Not an instructional thread but one that may interest those who are planning to remove their N249, SAI, PCV, Vac Res. and install a Catch Can.
This week I started by ripping out all the many redundancies that are in the 1.8t's design. ((NOTE) If you remove redundancies such as the one that goes to the brake booster make sure you inspect these vacuum lines regularly))
I also turned my throttle body so that the butterfly opens toward the front of the manifold. Not only does this look better, but many people claim you get a more even flow to all 4 cylinders. I cannot say this is true or not, but I do notice a much smoother acceleration after rotating the TB.
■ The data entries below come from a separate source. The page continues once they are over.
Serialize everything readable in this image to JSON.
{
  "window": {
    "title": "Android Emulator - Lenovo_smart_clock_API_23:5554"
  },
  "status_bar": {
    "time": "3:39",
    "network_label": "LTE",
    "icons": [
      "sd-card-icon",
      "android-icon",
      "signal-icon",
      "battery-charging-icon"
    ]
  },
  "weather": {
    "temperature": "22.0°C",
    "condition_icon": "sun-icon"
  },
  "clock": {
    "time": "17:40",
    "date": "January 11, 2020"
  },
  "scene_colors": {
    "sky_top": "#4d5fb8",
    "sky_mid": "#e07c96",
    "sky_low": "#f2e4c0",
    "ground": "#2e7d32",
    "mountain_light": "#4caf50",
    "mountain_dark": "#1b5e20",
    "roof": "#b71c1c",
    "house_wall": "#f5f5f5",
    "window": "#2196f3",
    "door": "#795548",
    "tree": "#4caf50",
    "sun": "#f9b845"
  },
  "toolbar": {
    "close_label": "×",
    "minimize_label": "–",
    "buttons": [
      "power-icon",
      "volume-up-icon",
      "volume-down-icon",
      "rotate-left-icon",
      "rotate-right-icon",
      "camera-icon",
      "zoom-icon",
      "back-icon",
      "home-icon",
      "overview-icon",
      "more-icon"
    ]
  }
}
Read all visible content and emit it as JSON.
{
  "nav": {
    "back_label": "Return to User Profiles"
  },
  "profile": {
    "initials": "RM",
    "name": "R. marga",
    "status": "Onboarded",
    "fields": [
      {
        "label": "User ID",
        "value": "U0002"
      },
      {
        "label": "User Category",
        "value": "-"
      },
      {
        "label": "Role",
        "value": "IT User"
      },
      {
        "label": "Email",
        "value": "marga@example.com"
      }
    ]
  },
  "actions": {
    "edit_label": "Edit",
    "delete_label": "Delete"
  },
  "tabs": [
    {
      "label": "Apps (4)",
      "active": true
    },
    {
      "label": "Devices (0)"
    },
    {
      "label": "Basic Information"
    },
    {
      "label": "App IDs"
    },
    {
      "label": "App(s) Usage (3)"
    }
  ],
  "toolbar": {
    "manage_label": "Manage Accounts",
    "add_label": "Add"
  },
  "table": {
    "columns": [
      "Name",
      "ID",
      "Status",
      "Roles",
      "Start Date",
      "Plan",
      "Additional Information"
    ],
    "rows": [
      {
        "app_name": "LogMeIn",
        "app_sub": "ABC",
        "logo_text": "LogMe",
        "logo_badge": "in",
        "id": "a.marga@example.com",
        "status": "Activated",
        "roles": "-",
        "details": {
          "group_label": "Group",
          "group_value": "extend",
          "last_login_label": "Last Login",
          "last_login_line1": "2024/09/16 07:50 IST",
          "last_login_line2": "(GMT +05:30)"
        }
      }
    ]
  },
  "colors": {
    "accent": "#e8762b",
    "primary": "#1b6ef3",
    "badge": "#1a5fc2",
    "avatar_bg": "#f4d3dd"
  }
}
I removed almost every redundancy I could find. there are still a few I need to work out. ( there is a great DIY for removing the N249, SAI etc. ) Most people, me included do this to make their engine bay cleaner, it also makes it easier to find a problem if you have a leak. (ie. direct line to brake booster, you slam into a wall you know your vac line to the booster is gone ). Another plus of doing this besides the ridiculous amount of tubing, check valves and crappy plastic tubes that snap if you look at them wrong, is that you will have several direct vacuum ports to use for your Diverter or BOV, Boost Gauge, Boost Controller or any other component that needs a Vacuum line.
Having a direct vacuum line for the diverter valve makes the response alot quicker and depending on how you are running, if you spike higher than your car likes you will normally hear the diverter open and pssshhttt Boost GONE! Well, with the N249 removed or bypassed this wont happen again. ( this wont by any means prevent limp mode it will just keep the ecu from opening the diverter when it gets scared ). By changing the boost gauge in my car from a tee in the fuel regulator to a direct route on my manifold I have noticed better response to boost levels and a more accurate reading. ( the change is nominal, I noticed a difference you may not ).
For the fun part, at least I think so. The catch can install, there is another DIY for a catch can installation that is great, easy to understand and illustrated.
For my catch can I refused to buy a $100-$300 aluminum container to hold engine gunk. Therefore I decided to make my own. I ended up using an empty bottle of seafoam ( it's thin metal ) some heater hose a breather filter, steel wool and a couple brass fittings. Cost me nothing as I already had the pieces, but this is what they did cost ( used seafoam to find manifold / turbo leak $10 , Brass barbs $3 , Breather filter $8 , hose clamps $5, heater hose $8 ) I'm not going to describe how to make one or install, as there are many DIY's already explaining how to make and install a catch can. Point is it's easy, there are many things thou can use if you want a certain shape or size, etc. It cost me around $30 if I had to buy the parts, and if you buy something like seafoam you can use it in the car, duh, and recycle the can to your project.
If you don't understand the point in removing the PCV system for a catch can remove your intercooler and check out what's inside, ( Hint, it's OIL and usually between a shot glass full and a cup full ) Obviously we don't want those things going through our intake system and gumming up the IC pipes, IC, Throttle Body, Intake Air Temp sensor (IAT), MAP sensor and possibly reaching your injectors, valves etc. The other problem with this system is the "Hockey Puck" on the turbo inlet this is the PCV vent valve, this is where all of these contaminates enter your intake system. You notice this is before the compressor. It may just be me but I don't even want oil vapor hitting the fins if the turbo and turning to varnish. It's just extra weight on the fins which "could" haven't seen it but theoretically it's possible that they could get out of balance and cause excessive vibrations,etc.
When removing the PCV system I found that almost every hard pipe was cracked or broken. The PCV was venting on my transmission. I'm sure if you check yours you will find some that have failed or are close to failing. One of the most common being the Y pipe from the valve cover vent needs replacing all the time.
Summary of all that I have explained is that if you are so mechanically inclined it takes some time but it's easy to remove the redundant vac lines. Having direct Vac lines looks cleaner and makes problems easier to diagnose. By removing the PCV system and replacing with a catch can you get gid of A LOT of pipe and you keep your intake clean, not to mention engine bay if one of these pipes should break, and they will. Having a direct line to your DV makes it more responsive and the ecu cant open it on command. Finally, by turning the throttle body so that the butterfly opens toward the front of the car it not only cleans up the bay but seems to smooth out the acceleration. All in all I would say I am very happy with the new setup and I'm sure you will be too if you do the same.
I will have some pics of the aftermath and results soon.